PB (Sigma [St Louis, MO] #04710, 0.05% [wt/vol] in drinking water) was administered to one group through ad libitum access to drinking water. Mice were checked daily for activity and behavior and sacrificed on the indicated dates.
Growth protocol
29- to 32-day-old male B6C3F1/Crl (C57BL/6 female × C3H/He male) mice were obtained from Charles River Laboratories (Germany). Animals were allowed to acclimatize for 5 days prior to being randomly divided into treatment groups.
Extracted molecule
total RNA
Extraction protocol
Blood was withdrawn for PK analysis, and liver was removed, split into several sections, either frozen in liquid nitrogen and stored at −80°C for subsequent analyses or fixed in neutral phosphate-buffered formalin, and embedded in paraffin wax. To ensure sample homogeneity for different molecular profiling methods, frozen liver samples were reduced to powder with Covaris Cryoprep (Covaris Inc., Woburn, MA) system and aliquoted on dry ice.

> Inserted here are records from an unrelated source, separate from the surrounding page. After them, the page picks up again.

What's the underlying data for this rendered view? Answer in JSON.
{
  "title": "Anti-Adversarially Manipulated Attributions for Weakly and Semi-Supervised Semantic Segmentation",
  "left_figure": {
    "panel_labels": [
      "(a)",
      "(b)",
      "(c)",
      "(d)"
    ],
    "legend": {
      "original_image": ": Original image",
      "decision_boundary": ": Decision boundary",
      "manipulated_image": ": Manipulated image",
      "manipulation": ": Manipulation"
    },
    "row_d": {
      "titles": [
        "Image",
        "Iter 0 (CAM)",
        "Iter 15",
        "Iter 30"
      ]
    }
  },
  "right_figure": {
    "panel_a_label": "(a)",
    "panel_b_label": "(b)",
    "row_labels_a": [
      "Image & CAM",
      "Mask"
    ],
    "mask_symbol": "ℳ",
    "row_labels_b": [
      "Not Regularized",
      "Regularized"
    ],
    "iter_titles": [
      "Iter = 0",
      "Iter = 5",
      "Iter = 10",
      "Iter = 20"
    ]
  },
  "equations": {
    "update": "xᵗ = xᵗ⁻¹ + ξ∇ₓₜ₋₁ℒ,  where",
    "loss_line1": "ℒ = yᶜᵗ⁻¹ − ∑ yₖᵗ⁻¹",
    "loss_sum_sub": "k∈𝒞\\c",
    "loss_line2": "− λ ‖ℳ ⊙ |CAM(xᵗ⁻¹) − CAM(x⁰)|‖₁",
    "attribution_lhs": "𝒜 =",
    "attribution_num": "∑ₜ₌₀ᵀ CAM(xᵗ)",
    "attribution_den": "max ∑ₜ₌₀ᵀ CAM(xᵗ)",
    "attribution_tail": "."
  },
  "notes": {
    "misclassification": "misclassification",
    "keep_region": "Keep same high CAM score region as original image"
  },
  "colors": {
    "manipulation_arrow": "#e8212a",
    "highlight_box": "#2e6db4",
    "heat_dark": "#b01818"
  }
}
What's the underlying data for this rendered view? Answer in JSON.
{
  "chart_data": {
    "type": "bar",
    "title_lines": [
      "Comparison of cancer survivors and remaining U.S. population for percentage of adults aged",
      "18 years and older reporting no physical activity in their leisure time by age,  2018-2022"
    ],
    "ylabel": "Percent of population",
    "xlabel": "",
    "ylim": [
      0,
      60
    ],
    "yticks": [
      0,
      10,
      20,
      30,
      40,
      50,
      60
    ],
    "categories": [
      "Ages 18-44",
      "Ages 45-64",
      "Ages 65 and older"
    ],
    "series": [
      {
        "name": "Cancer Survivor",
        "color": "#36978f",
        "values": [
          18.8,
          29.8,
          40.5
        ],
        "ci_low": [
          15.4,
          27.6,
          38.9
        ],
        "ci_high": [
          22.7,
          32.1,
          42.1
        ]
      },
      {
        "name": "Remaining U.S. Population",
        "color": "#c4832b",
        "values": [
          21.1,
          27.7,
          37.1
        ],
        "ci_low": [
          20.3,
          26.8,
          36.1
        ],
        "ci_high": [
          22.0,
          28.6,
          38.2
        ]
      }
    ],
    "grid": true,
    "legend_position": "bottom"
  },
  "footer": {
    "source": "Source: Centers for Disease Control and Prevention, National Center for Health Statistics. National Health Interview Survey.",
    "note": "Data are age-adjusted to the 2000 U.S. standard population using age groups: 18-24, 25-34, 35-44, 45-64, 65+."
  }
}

Frozen liver samples were homogenized in TRIzol reagent (Invitrogen, Carlsbad, CA) and subsequently purified on a silica-gel-based-membrane (RNeasy, Qiagen, Venlo, Netherlands) according to the manufacturer’s instructions. RNA quality was assessed by measuring the RIN (RNA Integrity Number) using an Agilent 2100 Bioanalyzer (Agilent Technologies, Palo Alto, CA).
Label
biotin
Label protocol
Processing of GeneChip® experiments was conducted as recommended by the manufacturer of the GeneChip® system (Affymetrix, Santa Clara, CA). For tissue samples, double stranded cDNA was synthesized with a starting amount of 0.1 µg total RNA. For RNA reverse transcription, the GeneChip® 3' IVT Express Labelling Assay (lot ID 0904012, Affymetrix) was used in the presence of a T7-(dT)24 DNA oligonucleotide primer (Affymetrix). The cDNA was then transcribed in vitro in the presence of biotinylated ribonucleotides to form biotin-labelled amplified RNA (aRNA). The labelled aRNA was then purified and quantified by UV spectrophotometry at 260 nm and fragmented.
Hybridization protocol
10 µg of fragmented, biotinylated aRNA were hybridized for approximately 16 hrs at 45ºC to the GeneChip® Mouse430_2 arrays. The arrays were then washed and stained with the GeneChip® Hybridization Wash and Stain kit (Affymetrix). The washing and staining steps were performed with GeneChip® Fluidics Workstation 450 (Affymetrix).
Scan protocol
Arrays were then scanned using a solid-state laser scanner (GeneArray® Scanner 3000 combined with the GeneChip® autoloader, Affymetrix). The Affymetrix GeneChip® Operating Software (GCOS) was used to generate the primary and secondary raw data files.
Data processing
The raw microarray data was normalized using the RMA method implemented in R/Bioconductor.